Abbott Laboratories unit Alere Inc. agreed to pay $33.2 million to resolve a federal investigation regarding the company's sale of allegedly faulty diagnostic devices for detecting drug abuse and heart disease.
The U.S. Department of Justice claimed that Alere induced submission of false claims by hospitals to federal healthcare programs by knowingly selling unreliable Triage point-of-care testing devices between 2006 and 2012.
The Waltham, Mass.-based company allegedly continued to sell the devices despite receiving customer complaints about erroneous results, which in turn adversely affected clinical decision-making.
The U.S. Food and Drug Administration issued a warning letter to the company in 2012 after inspecting its San Diego facility, which later prompted a nationwide product recall of its Triage devices.
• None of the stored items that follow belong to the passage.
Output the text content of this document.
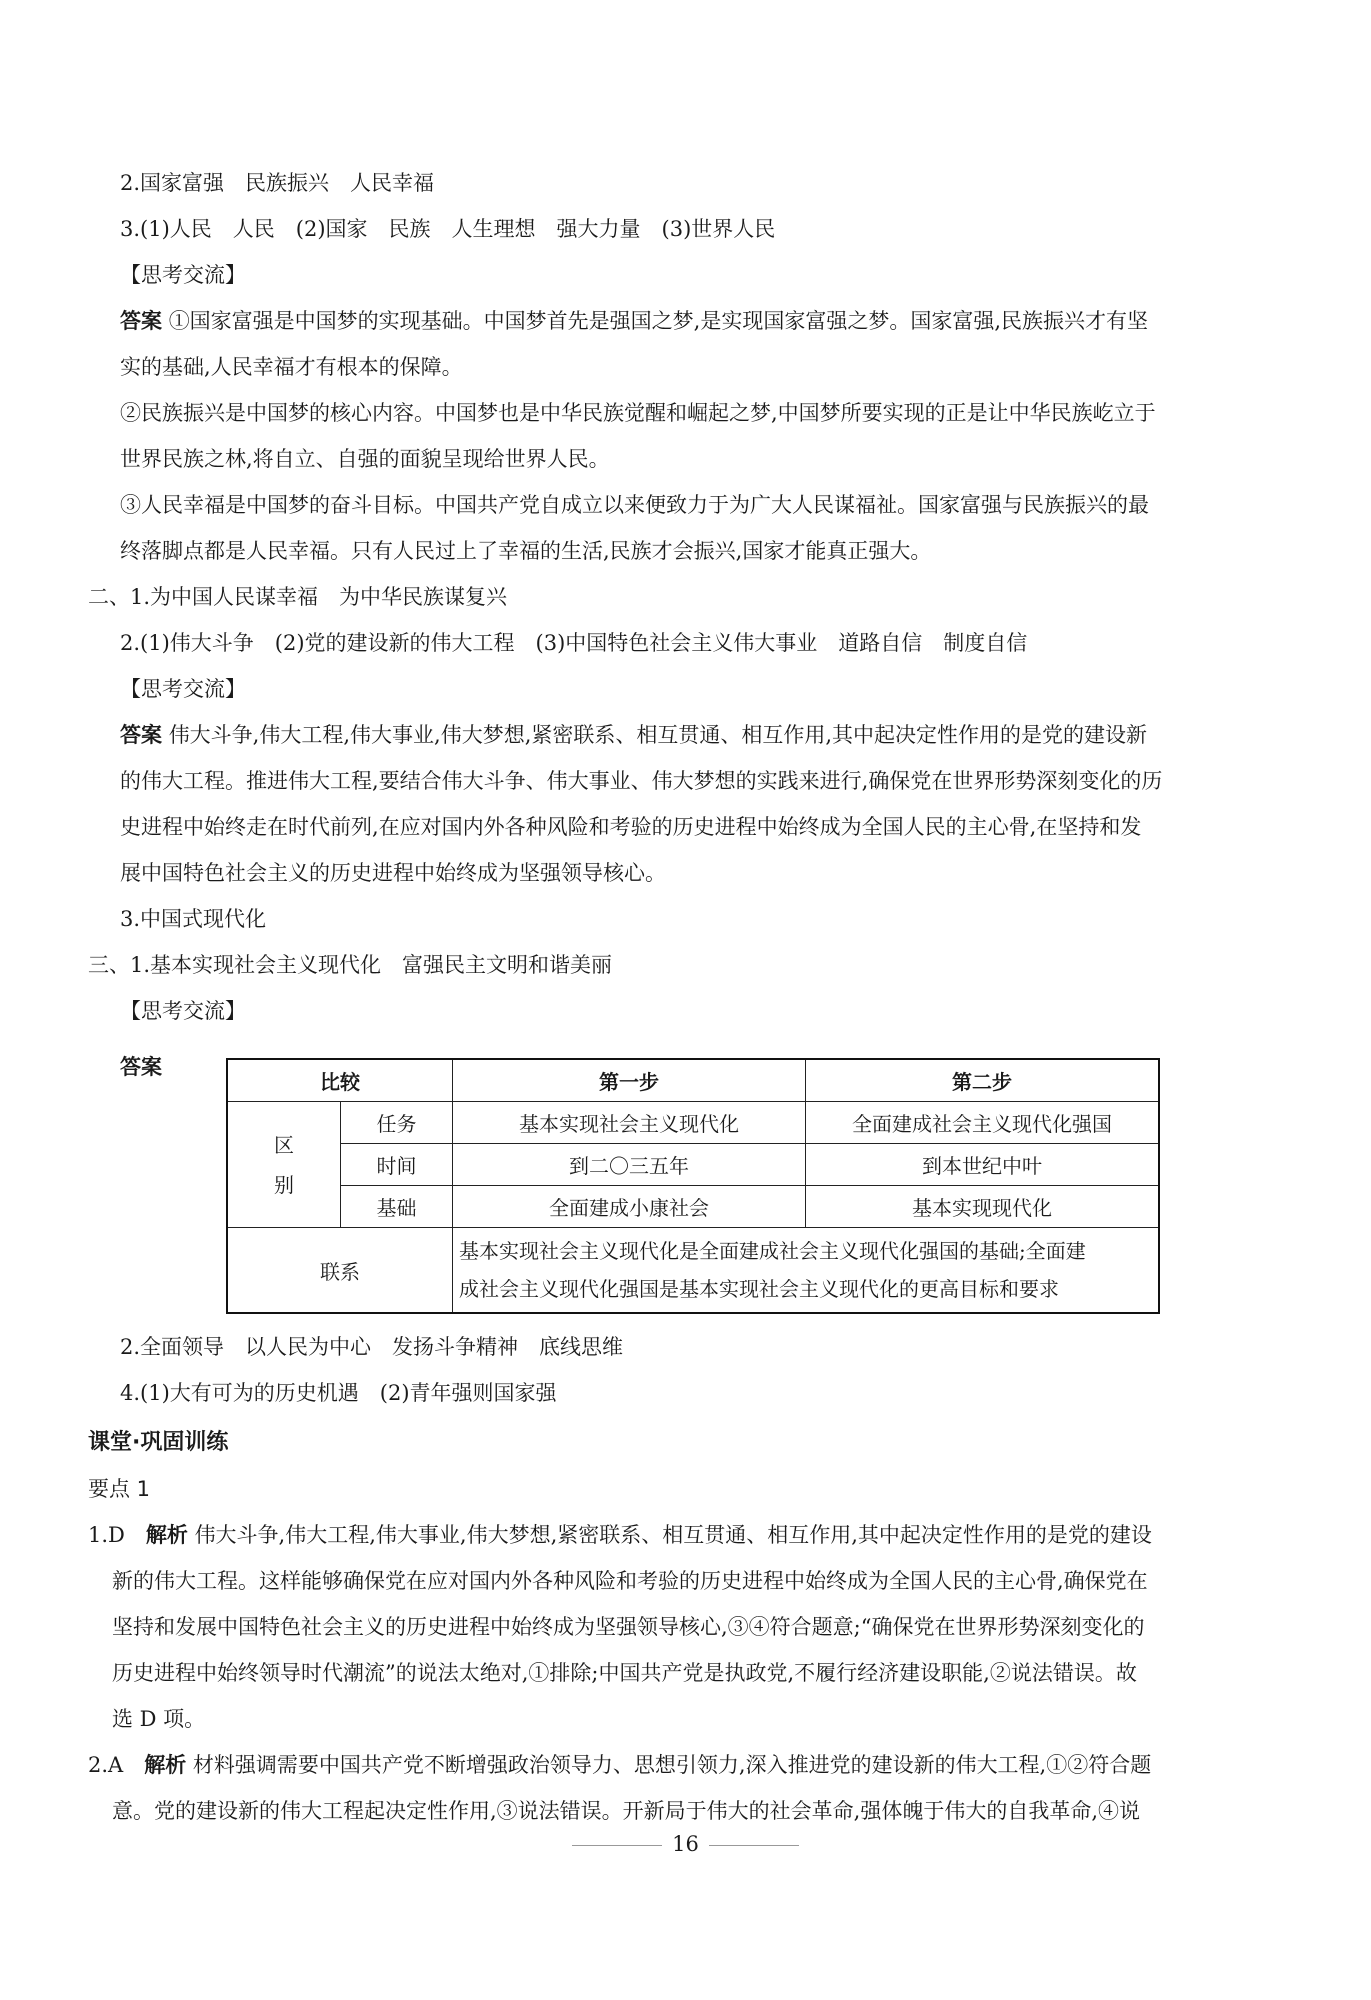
2.国家富强　民族振兴　人民幸福
3.(1)人民　人民　(2)国家　民族　人生理想　强大力量　(3)世界人民
【思考交流】
答案 ①国家富强是中国梦的实现基础。中国梦首先是强国之梦,是实现国家富强之梦。国家富强,民族振兴才有坚
实的基础,人民幸福才有根本的保障。
②民族振兴是中国梦的核心内容。中国梦也是中华民族觉醒和崛起之梦,中国梦所要实现的正是让中华民族屹立于
世界民族之林,将自立、自强的面貌呈现给世界人民。
③人民幸福是中国梦的奋斗目标。中国共产党自成立以来便致力于为广大人民谋福祉。国家富强与民族振兴的最
终落脚点都是人民幸福。只有人民过上了幸福的生活,民族才会振兴,国家才能真正强大。
二、1.为中国人民谋幸福　为中华民族谋复兴
2.(1)伟大斗争　(2)党的建设新的伟大工程　(3)中国特色社会主义伟大事业　道路自信　制度自信
【思考交流】
答案 伟大斗争,伟大工程,伟大事业,伟大梦想,紧密联系、相互贯通、相互作用,其中起决定性作用的是党的建设新
的伟大工程。推进伟大工程,要结合伟大斗争、伟大事业、伟大梦想的实践来进行,确保党在世界形势深刻变化的历
史进程中始终走在时代前列,在应对国内外各种风险和考验的历史进程中始终成为全国人民的主心骨,在坚持和发
展中国特色社会主义的历史进程中始终成为坚强领导核心。
3.中国式现代化
三、1.基本实现社会主义现代化　富强民主文明和谐美丽
【思考交流】
答案
比较		第一步	第二步
区
别	任务	基本实现社会主义现代化	全面建成社会主义现代化强国
	时间	到二〇三五年	到本世纪中叶
	基础	全面建成小康社会	基本实现现代化
联系		基本实现社会主义现代化是全面建成社会主义现代化强国的基础;全面建
成社会主义现代化强国是基本实现社会主义现代化的更高目标和要求	
2.全面领导　以人民为中心　发扬斗争精神　底线思维
4.(1)大有可为的历史机遇　(2)青年强则国家强
课堂·巩固训练
要点 1
1.D　 解析 伟大斗争,伟大工程,伟大事业,伟大梦想,紧密联系、相互贯通、相互作用,其中起决定性作用的是党的建设
新的伟大工程。这样能够确保党在应对国内外各种风险和考验的历史进程中始终成为全国人民的主心骨,确保党在
坚持和发展中国特色社会主义的历史进程中始终成为坚强领导核心,③④符合题意;“确保党在世界形势深刻变化的
历史进程中始终领导时代潮流”的说法太绝对,①排除;中国共产党是执政党,不履行经济建设职能,②说法错误。故
选 D 项。
2.A　 解析 材料强调需要中国共产党不断增强政治领导力、思想引领力,深入推进党的建设新的伟大工程,①②符合题
意。党的建设新的伟大工程起决定性作用,③说法错误。开新局于伟大的社会革命,强体魄于伟大的自我革命,④说
16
Alere divested its Triage assets to Quidel Corp. in 2017 as part of a $680 million deal to gain antitrust approval for its acquisition by Abbott Laboratories.
The lawsuit was filed by a former Alere senior quality control analyst, Amanda Wu, under the whistleblower provision of the False Claims Act, which allows private parties to file a case on behalf of the government.
Under the settlement, Alere will pay about $28.4 million to the federal government out of which roughly $4.9 million will be returned to individual states, which jointly funded claims for Triage devices submitted to state Medicaid programs.
Wu will receive about $5.6 million as part of her share of the amount recovered by the government from the lawsuit.
The parties had reached an agreement in principle in September 2017 to settle the potential civil claims.